The U.S. pandemic plan links government action to phases of viral activity. While the U.N. system has six threat levels, the Bush administration-designed approach grew out of the Hurricane Katrina experience, and, like our storm forecast system, has five categories. Each category reflects a different level of severity of the organism, based on an estimation of the percentage of people who die as a result of infection — a case fatality ratio. A Category 1 is theoretically declared for a pandemic organism with a case fatality ratio of less than 0.1 percent: Category 5, requiring urgent government action, is declared if more than 2 percent of those infected are killed by the virus.
This has proven ludicrous. In the case of bird flu, fatality rates are in the 63 percent ballpark — far above Category 5 levels. But the wimpy swine flu H1N1 doesn’t even appear to merit a Category 1 designation. The U.S. category system has no metric to discriminate human-to-human transmission rates.
This is not trivial. Federal guidance for such actions as mobilization of vaccines is based on these designations. And categories are based on death rates — numbers we still don’t have in validated form. Why does this matter? On a global scale these influenza phases and categories befuddle everything from vaccine manufacturing to negotiations on access to medicines.

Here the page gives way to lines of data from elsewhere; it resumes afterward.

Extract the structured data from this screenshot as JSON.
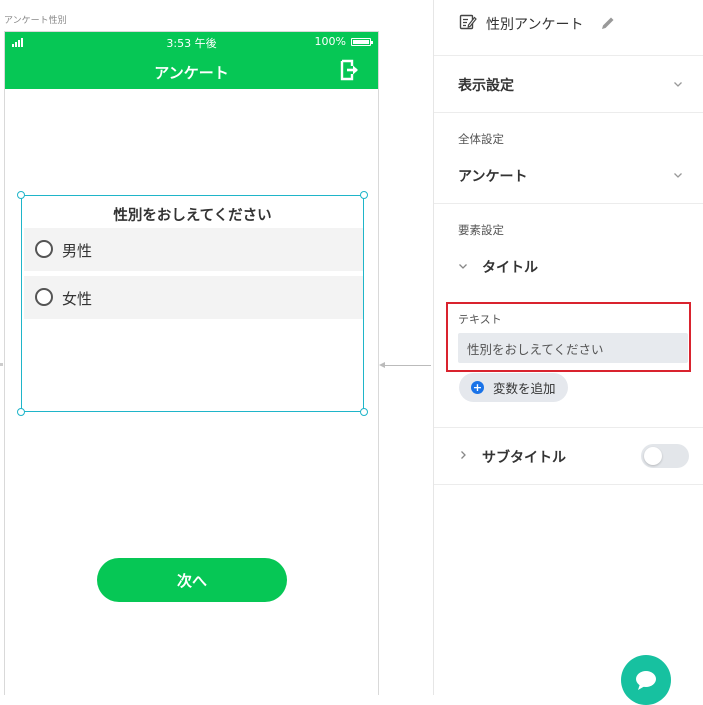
{
  "canvas": {
    "frame_label": "アンケート性別",
    "status_bar": {
      "time": "3:53 午後",
      "battery": "100%"
    },
    "navbar": {
      "title": "アンケート",
      "right_icon": "logout-icon"
    },
    "question": {
      "title": "性別をおしえてください",
      "options": [
        {
          "label": "男性",
          "selected": false
        },
        {
          "label": "女性",
          "selected": false
        }
      ]
    },
    "next_button": "次へ"
  },
  "panel": {
    "header": {
      "title": "性別アンケート",
      "icon": "edit-note-icon",
      "edit_icon": "pencil-icon"
    },
    "display_settings": {
      "label": "表示設定"
    },
    "global_settings": {
      "heading": "全体設定",
      "value": "アンケート"
    },
    "element_settings": {
      "heading": "要素設定",
      "title_section": {
        "label": "タイトル",
        "expanded": true
      },
      "text_field": {
        "label": "テキスト",
        "value": "性別をおしえてください"
      },
      "add_variable_button": "変数を追加",
      "subtitle_section": {
        "label": "サブタイトル",
        "enabled": false
      }
    },
    "chat_button": {
      "icon": "chat-bubble-icon"
    }
  },
  "colors": {
    "brand_green": "#06c755",
    "selection_outline": "#1fb5c9",
    "highlight_red": "#d9232e",
    "chat_teal": "#17c1a0",
    "accent_blue": "#1a73e8"
  }
}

We need rapid diagnostic tests to determine who has been infected. Much of our delay in understanding what category or phase to assign to swine flu has stemmed from the near impossibility of determining just how many Mexicans were infected with the H1N1 virus, a figure that now appears to have been far larger than initially guessed. Even in New York City, officials lack a toolkit that could easily discriminate genuine H1N1 infections from hay fever. We don’t know what our denominator is, so we cannot make a case fatality or morbidity ratio. (One death out of 100 New Yorkers infected would be horrific; 1 out of 100,000 would be a personal tragedy but hardly a public calamity.)

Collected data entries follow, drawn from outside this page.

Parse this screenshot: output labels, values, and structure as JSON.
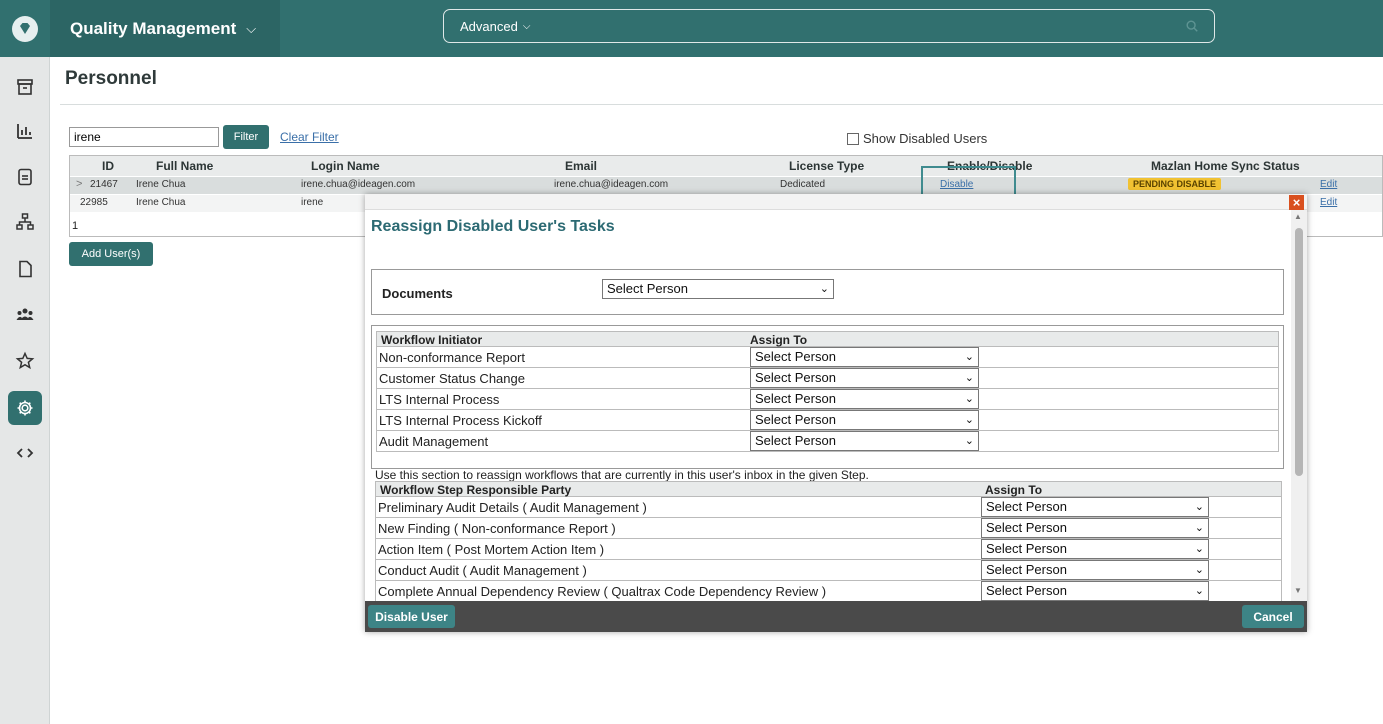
{
  "app": {
    "title": "Quality Management",
    "search_mode": "Advanced"
  },
  "page": {
    "title": "Personnel"
  },
  "filter": {
    "value": "irene",
    "button": "Filter",
    "clear": "Clear Filter",
    "show_disabled": "Show Disabled Users"
  },
  "grid": {
    "columns": [
      "ID",
      "Full Name",
      "Login Name",
      "Email",
      "License Type",
      "Enable/Disable",
      "Mazlan Home Sync Status"
    ],
    "rows": [
      {
        "expander": ">",
        "id": "21467",
        "full_name": "Irene Chua",
        "login": "irene.chua@ideagen.com",
        "email": "irene.chua@ideagen.com",
        "license": "Dedicated",
        "enable": "Disable",
        "sync": "PENDING DISABLE",
        "edit": "Edit"
      },
      {
        "id": "22985",
        "full_name": "Irene Chua",
        "login": "irene",
        "edit": "Edit"
      }
    ],
    "pager": "1"
  },
  "add_users": "Add User(s)",
  "modal": {
    "title": "Reassign Disabled User's Tasks",
    "close": "×",
    "documents_label": "Documents",
    "select_placeholder": "Select Person",
    "workflow_header": {
      "col1": "Workflow Initiator",
      "col2": "Assign To"
    },
    "workflows": [
      "Non-conformance Report",
      "Customer Status Change",
      "LTS Internal Process",
      "LTS Internal Process Kickoff",
      "Audit Management"
    ],
    "step_note": "Use this section to reassign workflows that are currently in this user's inbox in the given Step.",
    "step_header": {
      "col1": "Workflow Step Responsible Party",
      "col2": "Assign To"
    },
    "steps": [
      "Preliminary Audit Details ( Audit Management )",
      "New Finding ( Non-conformance Report )",
      "Action Item ( Post Mortem Action Item )",
      "Conduct Audit ( Audit Management )",
      "Complete Annual Dependency Review ( Qualtrax Code Dependency Review )"
    ],
    "disable_button": "Disable User",
    "cancel_button": "Cancel"
  },
  "colors": {
    "brand": "#31706f",
    "badge": "#f1c232",
    "close": "#d9501f"
  }
}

In the absence of such tools of precision, the wise course would be to merge the phase and category systems, putting the World Health Organization and national governments in harmony. For example, in the case of the H1N1 swine flu, WHO should declare that the world is now facing a Phase 6 pandemic influenza spread, caused by a Category 1 organism of low severity. An appropriate designation for the H5N1 avian flu: Phase pre-1, Category 5.
Governments should only set up action and threat assessment systems that are flexible, and useful. The Bush administration learned this in the years following 9/11, as the nation grew weary of color-alert systems for terrorist threat assessments. Nobody is well-served by repeating such mistakes in pandemic planning.